Continuando a reflexão sobre a Constituição dogmática Lumen gentium (LG), hoje nos detemos no segundo capítulo, dedicado ao Povo de Deus.

Deus, que criou o mundo e a humanidade e que deseja salvar cada homem, realiza a sua obra de salvação na história escolhendo um povo concreto e habitando nele. Por isso, chama Abraão e promete-lhe uma descendência numerosa como as estrelas do céu e como a areia do mar (cf. Gen 22,17-18). Com os filhos de Abraão, depois de os ter libertado da condição de escravidão, Deus estabelece uma aliança, acompanha-os, cuida deles e reúne-os cada vez que se extraviam. Portanto, a identidade deste povo é dada pela ação de Deus e pela fé n’Ele. Está chamado a tornar-se luz para as outras nações, como um farol que atrairá para si todos os povos, toda a humanidade (cf. Is 2,1-5).

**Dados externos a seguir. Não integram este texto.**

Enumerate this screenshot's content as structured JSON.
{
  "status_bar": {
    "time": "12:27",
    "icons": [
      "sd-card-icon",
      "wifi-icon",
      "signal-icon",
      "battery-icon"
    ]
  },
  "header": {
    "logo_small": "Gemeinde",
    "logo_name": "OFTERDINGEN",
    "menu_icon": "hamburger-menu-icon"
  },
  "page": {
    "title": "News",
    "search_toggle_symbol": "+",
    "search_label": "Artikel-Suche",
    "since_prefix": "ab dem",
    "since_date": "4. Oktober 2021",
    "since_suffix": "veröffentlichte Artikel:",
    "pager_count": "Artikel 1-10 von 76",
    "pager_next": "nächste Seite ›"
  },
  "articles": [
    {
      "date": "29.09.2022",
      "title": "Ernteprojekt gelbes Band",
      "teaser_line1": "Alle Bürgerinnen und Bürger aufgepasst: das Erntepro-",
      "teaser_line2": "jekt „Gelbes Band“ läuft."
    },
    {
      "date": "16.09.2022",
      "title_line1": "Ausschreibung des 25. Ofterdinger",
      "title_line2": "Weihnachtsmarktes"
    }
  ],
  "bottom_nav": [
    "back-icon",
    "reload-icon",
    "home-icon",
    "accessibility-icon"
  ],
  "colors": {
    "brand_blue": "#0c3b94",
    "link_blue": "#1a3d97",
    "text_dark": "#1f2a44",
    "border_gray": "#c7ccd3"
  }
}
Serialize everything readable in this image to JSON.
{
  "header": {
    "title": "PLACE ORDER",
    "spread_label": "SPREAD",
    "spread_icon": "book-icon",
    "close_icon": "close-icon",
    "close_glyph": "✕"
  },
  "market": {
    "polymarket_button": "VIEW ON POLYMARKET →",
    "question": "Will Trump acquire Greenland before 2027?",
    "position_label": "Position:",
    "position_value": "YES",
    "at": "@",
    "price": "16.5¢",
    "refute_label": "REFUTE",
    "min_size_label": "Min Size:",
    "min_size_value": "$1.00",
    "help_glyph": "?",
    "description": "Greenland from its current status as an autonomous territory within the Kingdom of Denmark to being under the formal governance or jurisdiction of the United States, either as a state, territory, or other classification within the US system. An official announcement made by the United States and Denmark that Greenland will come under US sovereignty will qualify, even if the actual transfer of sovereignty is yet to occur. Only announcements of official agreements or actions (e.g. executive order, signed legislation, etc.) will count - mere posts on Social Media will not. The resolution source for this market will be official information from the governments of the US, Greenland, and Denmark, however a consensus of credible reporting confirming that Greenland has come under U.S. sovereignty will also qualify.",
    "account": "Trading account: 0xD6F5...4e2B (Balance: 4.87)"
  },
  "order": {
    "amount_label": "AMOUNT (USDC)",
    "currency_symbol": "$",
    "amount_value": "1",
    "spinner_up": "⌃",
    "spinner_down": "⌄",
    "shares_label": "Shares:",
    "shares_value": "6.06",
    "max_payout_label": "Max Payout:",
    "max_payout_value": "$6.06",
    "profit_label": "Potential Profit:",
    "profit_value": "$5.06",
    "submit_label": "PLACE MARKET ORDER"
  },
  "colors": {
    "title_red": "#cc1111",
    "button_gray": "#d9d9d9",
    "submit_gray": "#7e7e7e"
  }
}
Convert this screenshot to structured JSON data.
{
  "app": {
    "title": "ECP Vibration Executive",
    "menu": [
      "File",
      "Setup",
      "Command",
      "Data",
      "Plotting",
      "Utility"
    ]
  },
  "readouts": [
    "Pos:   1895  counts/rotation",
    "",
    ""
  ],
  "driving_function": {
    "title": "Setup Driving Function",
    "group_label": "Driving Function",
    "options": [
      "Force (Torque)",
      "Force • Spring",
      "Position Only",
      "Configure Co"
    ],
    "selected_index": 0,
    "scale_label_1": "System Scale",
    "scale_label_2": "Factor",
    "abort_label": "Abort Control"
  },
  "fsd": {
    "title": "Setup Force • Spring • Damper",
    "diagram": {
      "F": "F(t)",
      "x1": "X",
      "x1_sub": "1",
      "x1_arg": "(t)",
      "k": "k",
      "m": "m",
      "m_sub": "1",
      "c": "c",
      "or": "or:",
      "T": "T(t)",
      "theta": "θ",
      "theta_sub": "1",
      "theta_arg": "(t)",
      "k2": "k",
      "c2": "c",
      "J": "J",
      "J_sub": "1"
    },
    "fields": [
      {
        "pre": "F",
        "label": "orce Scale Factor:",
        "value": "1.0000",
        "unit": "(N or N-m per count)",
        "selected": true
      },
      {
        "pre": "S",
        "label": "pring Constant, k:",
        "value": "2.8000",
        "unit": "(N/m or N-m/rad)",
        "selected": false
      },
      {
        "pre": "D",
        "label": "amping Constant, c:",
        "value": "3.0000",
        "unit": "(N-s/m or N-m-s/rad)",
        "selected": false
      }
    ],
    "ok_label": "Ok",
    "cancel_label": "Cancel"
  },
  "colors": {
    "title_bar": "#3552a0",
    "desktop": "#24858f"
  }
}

O Concílio afirma que «tudo isso aconteceu em preparação e figura daquela nova e perfeita aliança que devia ser concluída em Cristo, e daquela revelação mais plena que devia ser transmitida pelo mesmo Verbo de Deus feito homem» (LG, 9). É, de facto, Cristo quem, no dom do seu Corpo e do seu Sangue, reúne em si mesmo e de maneira definitiva este povo. Este é formado já por pessoas provenientes de qualquer nação; está unificado pela fé n’Ele, pela adesão a Ele, por viver da sua mesma vida animados pelo Espírito do Ressuscitado. Esta é a Igreja: o povo de Deus que obtém a sua existência do corpo de Cristo [1] e que é ele mesmo corpo de Cristo; [2] não um povo como os outros, mas o povo de Deus, convocado por Ele e formado por mulheres e homens provenientes de todos os povos da Terra. O seu princípio unificador não é uma língua, uma cultura ou uma etnia, mas a fé em Cristo: a Igreja é por tanto —segundo uma bela expressão do Concílio— «a assembleia daqueles que olham com fé para Jesus» (LG, 9).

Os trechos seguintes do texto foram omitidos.